Somos todos filhos da África. Mas numa espécie de Édipo planetário, ensejamos matá-la e nos apoderar de tudo o que ela produz. Queremos sua arte, sua jinga, sua fé, sua fibra, mas rejeitamos sua gente. Cobiçamos as curvas de seus corpos, mas desprezamos os traços de seus rostos. Invejamos sua virilidade, ambicionamos sua força e destreza, mas rejeitamos sua companhia.

Nosso preconceito nos entrega. Revela nossa face mais cruel e indigna. Expõe nossas vísceras fétidas, carregadas de excremento racista.

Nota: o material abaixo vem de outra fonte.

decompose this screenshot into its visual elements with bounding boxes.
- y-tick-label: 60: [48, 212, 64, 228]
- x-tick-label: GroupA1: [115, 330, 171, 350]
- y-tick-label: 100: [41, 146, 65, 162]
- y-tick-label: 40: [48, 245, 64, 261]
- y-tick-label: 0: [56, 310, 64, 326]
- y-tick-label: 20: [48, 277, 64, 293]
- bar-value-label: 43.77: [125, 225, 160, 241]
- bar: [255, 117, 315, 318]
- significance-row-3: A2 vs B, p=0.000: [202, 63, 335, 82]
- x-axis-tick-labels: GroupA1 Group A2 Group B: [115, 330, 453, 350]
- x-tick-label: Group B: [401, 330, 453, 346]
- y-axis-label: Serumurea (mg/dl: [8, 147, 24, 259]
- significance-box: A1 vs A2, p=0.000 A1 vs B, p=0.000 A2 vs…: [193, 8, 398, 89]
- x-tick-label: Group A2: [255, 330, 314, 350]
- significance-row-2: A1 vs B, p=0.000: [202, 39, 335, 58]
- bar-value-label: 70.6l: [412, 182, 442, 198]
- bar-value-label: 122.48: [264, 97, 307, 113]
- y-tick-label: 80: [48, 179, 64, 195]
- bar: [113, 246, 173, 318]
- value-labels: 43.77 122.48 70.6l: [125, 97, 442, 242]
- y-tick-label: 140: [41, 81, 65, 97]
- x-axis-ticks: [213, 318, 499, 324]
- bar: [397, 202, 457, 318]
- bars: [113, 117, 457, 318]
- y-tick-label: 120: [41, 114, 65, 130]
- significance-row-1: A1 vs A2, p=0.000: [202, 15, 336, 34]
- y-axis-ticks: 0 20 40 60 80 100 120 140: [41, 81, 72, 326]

Fizemos a eles o que Dalila e os filisteus fizeram a Sansão. Vazamos seus olhos quando lhes oferecemos uma educação tacanha, incapaz de fazê-los enxergar criticamente o arranjo social no qual são inseridos. Tosquiamos seus cabelos ao convencê-los de sua suposta fraqueza e inferioridade. Pusemo-los a trabalhar em nossos moinhos, tornando-os meras engrenagens de nosso sistema, lubrificado pelo seu sagrado suor. E por fim, cedemos-lhes (não sem resistência) a ribalta, proporcionando-lhes a ilusão de serem o centro das atenções enquanto nos divertimos à sua custa.

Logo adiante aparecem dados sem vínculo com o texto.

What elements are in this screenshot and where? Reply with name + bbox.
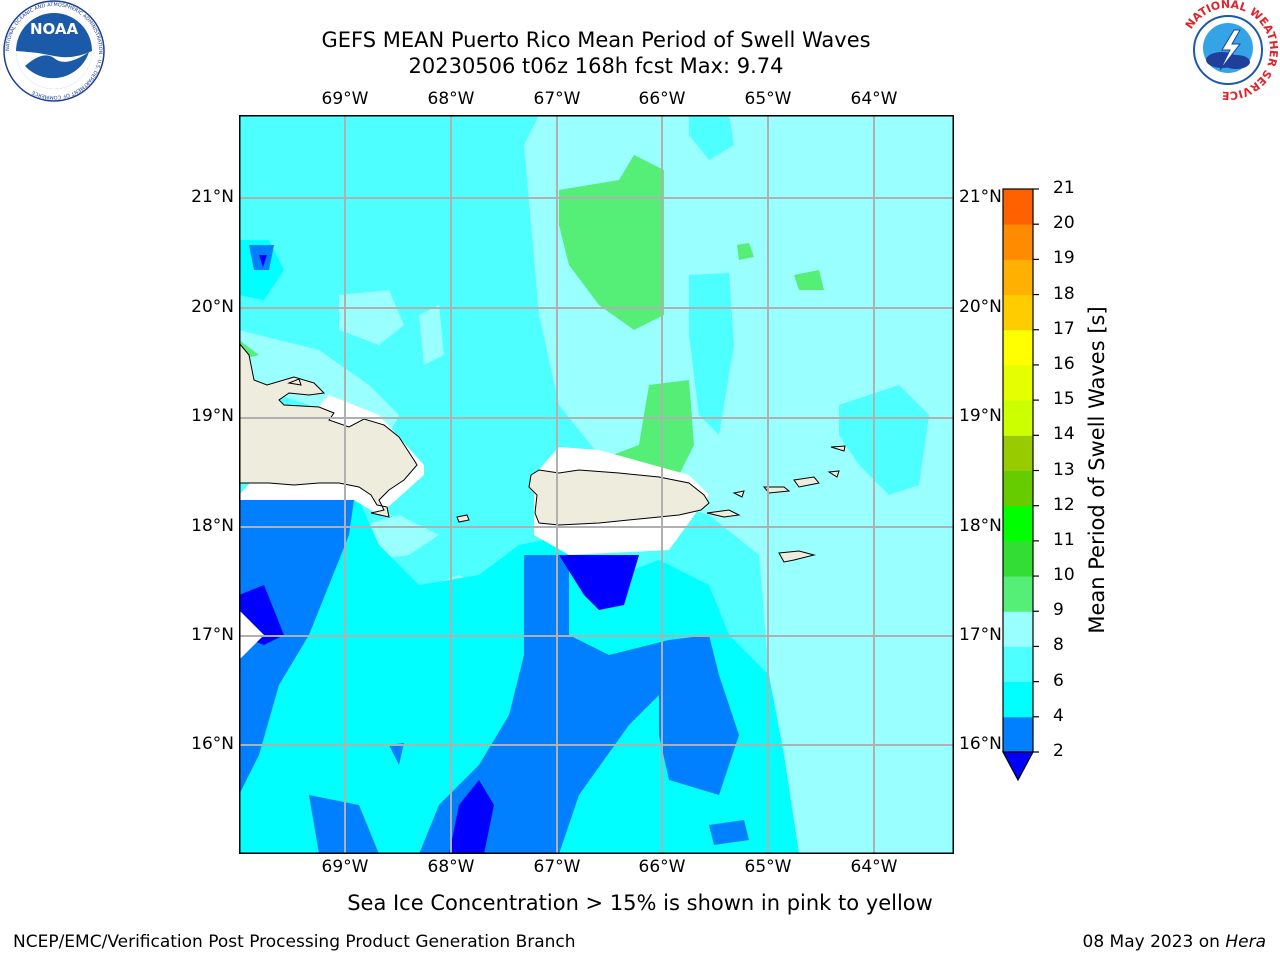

Iludidos são os que pensam que não haverá uma reação. Tal qual o herói hebreu, abraçaram os pilares de nossa cultura, mas em vez de derrubá-los, passaram, na verdade, a escorá-los.

Se quisessem, derrubariam nosso templo, e nos soterrariam sob os escombros de nossa vaidade. Mas surpreendentemente, preferem nos poupar, abençoando-nos com sua presença no mundo, ensinando-nos a resiliência capaz de sorrir e festejar mesmo em face da dor.

Para riscar a África do mapa, teríamos que rasgar os poemas de Machado de Assis, esquecer os solos psicodélicos de Jimmi Hendrix, a voz rouca de Ray Charles, o balanço de Tim Maia e Jorge Benjor, a genialidade esportiva de Pelé e Tiger Woods, os passos de Michael Jackson, o caráter de Joaquim Barbosa, a envergadura ética de Desmond Tutu, o carisma de Barack Obama, o idealismo de Nina Simone e Bob Marley, o empoderamento de Beyoncé, a extensão vocal de Whitney Houston, o humor de Eddie Murphy, o engajamento de Oprah Winfrey, o brilhantismo da atuação de Sidney Poitier, Denzel Washington, Will Smith, Milton Gonçalves, Lázaro Ramos e o inesquecível Grande Otelo, o talento musical de Cartola, Milton Nascimento, Djavan, Alcione, Emicida e tantos outros.

Definitivamente, o mundo não seria o mesmo sem esses ilustres filhos da África.